Understanding output of softmax_cross_entropy_with_logits

Question

Am new to tensorflow, can someone explain me how did we get answer as 1.16012561.

 unscaled_logits = tf.constant([[1., -3., 10.]])
   target_dist = tf.constant([[0.1, 0.02, 0.88]])
   softmax_xentropy = 
   tf.nn.softmax_cross_entropy_with_logits(logits=unscaled_logits, 
   labels=target_dist)
   with tf.Session() as sess:
       print(sess.run(softmax_xentropy))

Output: [ 1.16012561]

Answer 1

Here is a good explanation about it. It works like this. First, the logits are passed through the softmax function, giving you a probability distribution:

import numpy as np

logits = np.array([1., -3., 10.])
# Softmax function
softmax = np.exp(logits) / np.sum(np.exp(logits))
print(softmax)
>>> array([  1.23394297e-04,   2.26004539e-06,   9.99874346e-01])
# It is a probability distribution because the values are in [0, 1]
# and add up to 1
np.sum(softmax)
>>> 0.99999999999999989  # Almost, that is

Then, you compute the cross-entropy between the computed softmax value and the target.

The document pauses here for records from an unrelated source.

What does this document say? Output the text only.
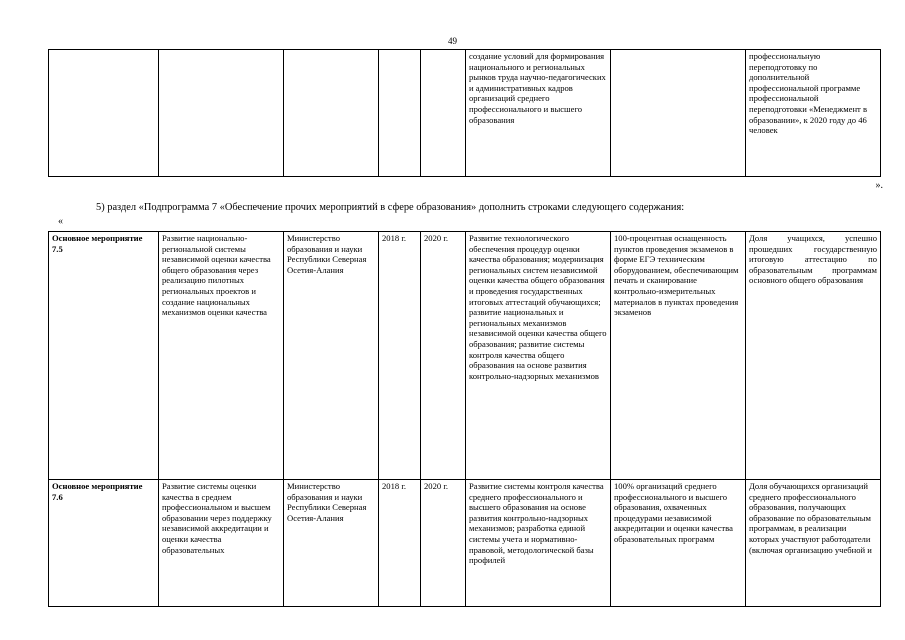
49
					создание условий для формирования национального и региональных рынков труда научно-педагогических и административных кадров организаций среднего профессионального и высшего образования		профессиональную переподготовку по дополнительной профессиональной программе профессиональной переподготовки «Менеджмент в образовании», к 2020 году до 46 человек
».
5) раздел «Подпрограмма 7 «Обеспечение прочих мероприятий в сфере образования» дополнить строками следующего содержания:
«
Основное мероприятие 7.5	Развитие национально-региональной системы независимой оценки качества общего образования через реализацию пилотных региональных проектов и создание национальных механизмов оценки качества	Министерство образования и науки Республики Северная Осетия-Алания	2018 г.	2020 г.	Развитие технологического обеспечения процедур оценки качества образования; модернизация региональных систем независимой оценки качества общего образования и проведения государственных итоговых аттестаций обучающихся; развитие национальных и региональных механизмов независимой оценки качества общего образования; развитие системы контроля качества общего образования на основе развития контрольно-надзорных механизмов	100-процентная оснащенность пунктов проведения экзаменов в форме ЕГЭ техническим оборудованием, обеспечивающим печать и сканирование контрольно-измерительных материалов в пунктах проведения экзаменов	Доля учащихся, успешно прошедших государственную итоговую аттестацию по образовательным программам основного общего образования
Основное мероприятие 7.6	Развитие системы оценки качества в среднем профессиональном и высшем образовании через поддержку независимой аккредитации и оценки качества образовательных	Министерство образования и науки Республики Северная Осетия-Алания	2018 г.	2020 г.	Развитие системы контроля качества среднего профессионального и высшего образования на основе развития контрольно-надзорных механизмов; разработка единой системы учета и нормативно-правовой, методологической базы профилей	100% организаций среднего профессионального и высшего образования, охваченных процедурами независимой аккредитации и оценки качества образовательных программ	Доля обучающихся организаций среднего профессионального образования, получающих образование по образовательным программам, в реализации которых участвуют работодатели (включая организацию учебной и
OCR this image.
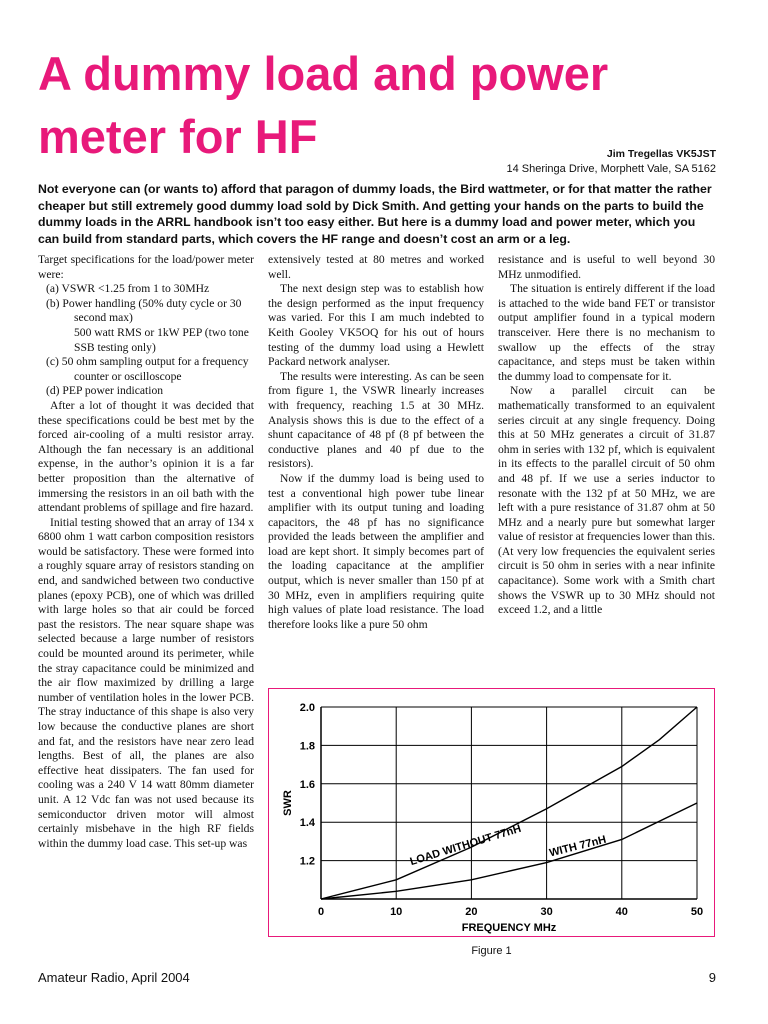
A dummy load and power meter for HF	Jim Tregellas VK5JST
14 Sheringa Drive, Morphett Vale, SA 5162

Not everyone can (or wants to) afford that paragon of dummy loads, the Bird wattmeter, or for that matter the rather cheaper but still extremely good dummy load sold by Dick Smith. And getting your hands on the parts to build the dummy loads in the ARRL handbook isn’t too easy either. But here is a dummy load and power meter, which you can build from standard parts, which covers the HF range and doesn’t cost an arm or a leg.

Target specifications for the load/power meter were:

(a) VSWR <1.25 from 1 to 30MHz
(b) Power handling (50% duty cycle or 30 second max)
500 watt RMS or 1kW PEP (two tone SSB testing only)
(c) 50 ohm sampling output for a frequency counter or oscilloscope
(d) PEP power indication

After a lot of thought it was decided that these specifications could be best met by the forced air-cooling of a multi resistor array. Although the fan necessary is an additional expense, in the author’s opinion it is a far better proposition than the alternative of immersing the resistors in an oil bath with the attendant problems of spillage and fire hazard.

Initial testing showed that an array of 134 x 6800 ohm 1 watt carbon composition resistors would be satisfactory. These were formed into a roughly square array of resistors standing on end, and sandwiched between two conductive planes (epoxy PCB), one of which was drilled with large holes so that air could be forced past the resistors. The near square shape was selected because a large number of resistors could be mounted around its perimeter, while the stray capacitance could be minimized and the air flow maximized by drilling a large number of ventilation holes in the lower PCB. The stray inductance of this shape is also very low because the conductive planes are short and fat, and the resistors have near zero lead lengths. Best of all, the planes are also effective heat dissipaters. The fan used for cooling was a 240 V 14 watt 80mm diameter unit. A 12 Vdc fan was not used because its semiconductor driven motor will almost certainly misbehave in the high RF fields within the dummy load case. This set-up was

extensively tested at 80 metres and worked well.

The next design step was to establish how the design performed as the input frequency was varied. For this I am much indebted to Keith Gooley VK5OQ for his out of hours testing of the dummy load using a Hewlett Packard network analyser.

The results were interesting. As can be seen from figure 1, the VSWR linearly increases with frequency, reaching 1.5 at 30 MHz. Analysis shows this is due to the effect of a shunt capacitance of 48 pf (8 pf between the conductive planes and 40 pf due to the resistors).

Now if the dummy load is being used to test a conventional high power tube linear amplifier with its output tuning and loading capacitors, the 48 pf has no significance provided the leads between the amplifier and load are kept short. It simply becomes part of the loading capacitance at the amplifier output, which is never smaller than 150 pf at 30 MHz, even in amplifiers requiring quite high values of plate load resistance. The load therefore looks like a pure 50 ohm

resistance and is useful to well beyond 30 MHz unmodified.

The situation is entirely different if the load is attached to the wide band FET or transistor output amplifier found in a typical modern transceiver. Here there is no mechanism to swallow up the effects of the stray capacitance, and steps must be taken within the dummy load to compensate for it.

Now a parallel circuit can be mathematically transformed to an equivalent series circuit at any single frequency. Doing this at 50 MHz generates a circuit of 31.87 ohm in series with 132 pf, which is equivalent in its effects to the parallel circuit of 50 ohm and 48 pf. If we use a series inductor to resonate with the 132 pf at 50 MHz, we are left with a pure resistance of 31.87 ohm at 50 MHz and a nearly pure but somewhat larger value of resistor at frequencies lower than this. (At very low frequencies the equivalent series circuit is 50 ohm in series with a near infinite capacitance). Some work with a Smith chart shows the VSWR up to 30 MHz should not exceed 1.2, and a little

0	10	20	30	40	50
1.2
1.4
1.6
1.8
2.0
FREQUENCY MHz
SWR
LOAD WITHOUT 77nH WITH 77nH
Figure 1
Amateur Radio, April 2004	9
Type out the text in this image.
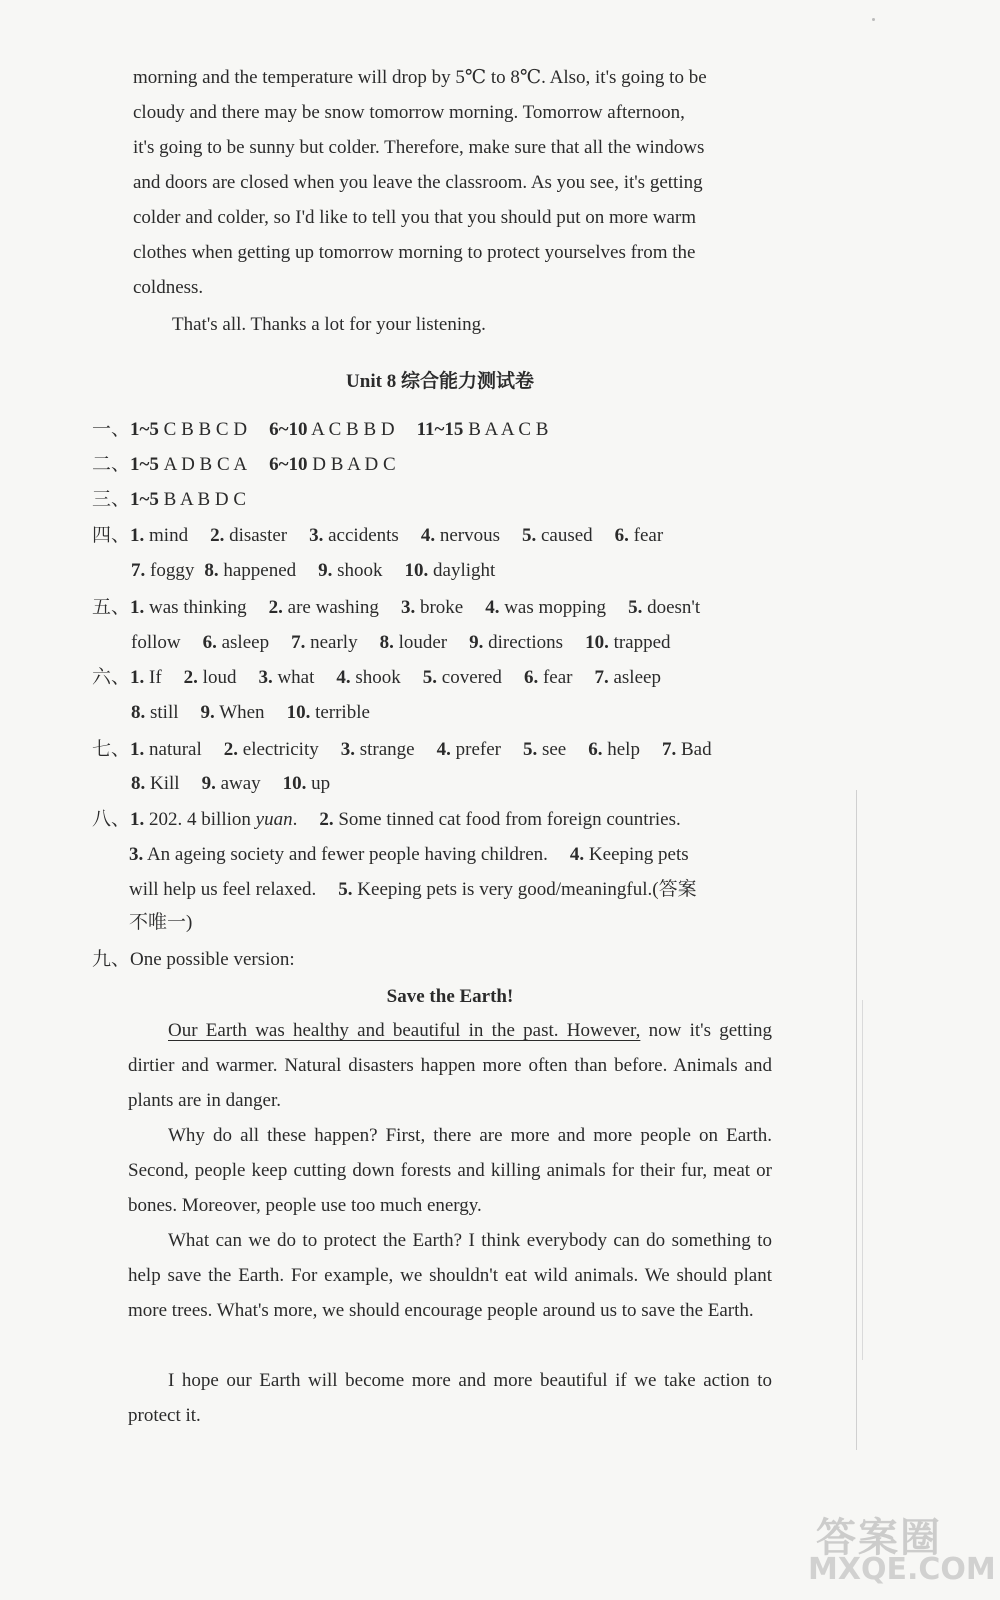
morning and the temperature will drop by 5℃ to 8℃. Also, it's going to be
cloudy and there may be snow tomorrow morning. Tomorrow afternoon,
it's going to be sunny but colder. Therefore, make sure that all the windows
and doors are closed when you leave the classroom. As you see, it's getting
colder and colder, so I'd like to tell you that you should put on more warm
clothes when getting up tomorrow morning to protect yourselves from the
coldness.
That's all. Thanks a lot for your listening.
Unit 8 综合能力测试卷
一、1~5 C B B C D 6~10 A C B B D 11~15 B A A C B
二、1~5 A D B C A 6~10 D B A D C
三、1~5 B A B D C
四、1. mind 2. disaster 3. accidents 4. nervous 5. caused 6. fear
7. foggy 8. happened 9. shook 10. daylight
五、1. was thinking 2. are washing 3. broke 4. was mopping 5. doesn't
follow 6. asleep 7. nearly 8. louder 9. directions 10. trapped
六、1. If 2. loud 3. what 4. shook 5. covered 6. fear 7. asleep
8. still 9. When 10. terrible
七、1. natural 2. electricity 3. strange 4. prefer 5. see 6. help 7. Bad
8. Kill 9. away 10. up
八、1. 202. 4 billion yuan. 2. Some tinned cat food from foreign countries.
3. An ageing society and fewer people having children. 4. Keeping pets
will help us feel relaxed. 5. Keeping pets is very good/meaningful.(答案
不唯一)
九、One possible version:
Save the Earth!
Our Earth was healthy and beautiful in the past. However, now it's getting dirtier and warmer. Natural disasters happen more often than before. Animals and plants are in danger.
Why do all these happen? First, there are more and more people on Earth. Second, people keep cutting down forests and killing animals for their fur, meat or bones. Moreover, people use too much energy.
What can we do to protect the Earth? I think everybody can do something to help save the Earth. For example, we shouldn't eat wild animals. We should plant more trees. What's more, we should encourage people around us to save the Earth.
I hope our Earth will become more and more beautiful if we take action to protect it.
答案圈
MXQE.COM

target = np.array([0.1, 0.02, 0.88])
# Cross-entropy function
crossentropy = -np.sum(target * np.log(softmax))
print(crossentropy)
>>> 1.1601256622376641

tf.nn.softmax_cross_entropy_with_logits will return you one of these values "per vector" (by default, "vectors" are in the last dimension), so, for example, if your input logits and targets have size 10x3 you will end up with 10 cross-entropy values. Usually one sums or averages these all and uses the result as loss value to minimize (which is what tf.losses.softmax_cross_entropy offers). The logic behind the cross-entropy expression is that target * np.log(softmax) will take negative values closer to zero where target is more similar to softmax and diverge from zero (towards minus infinity) when they are different.

Note: This is a logical explanation of the function. Internally, TensorFlow most likely perform different but equivalent operations for better performance and numerical stability.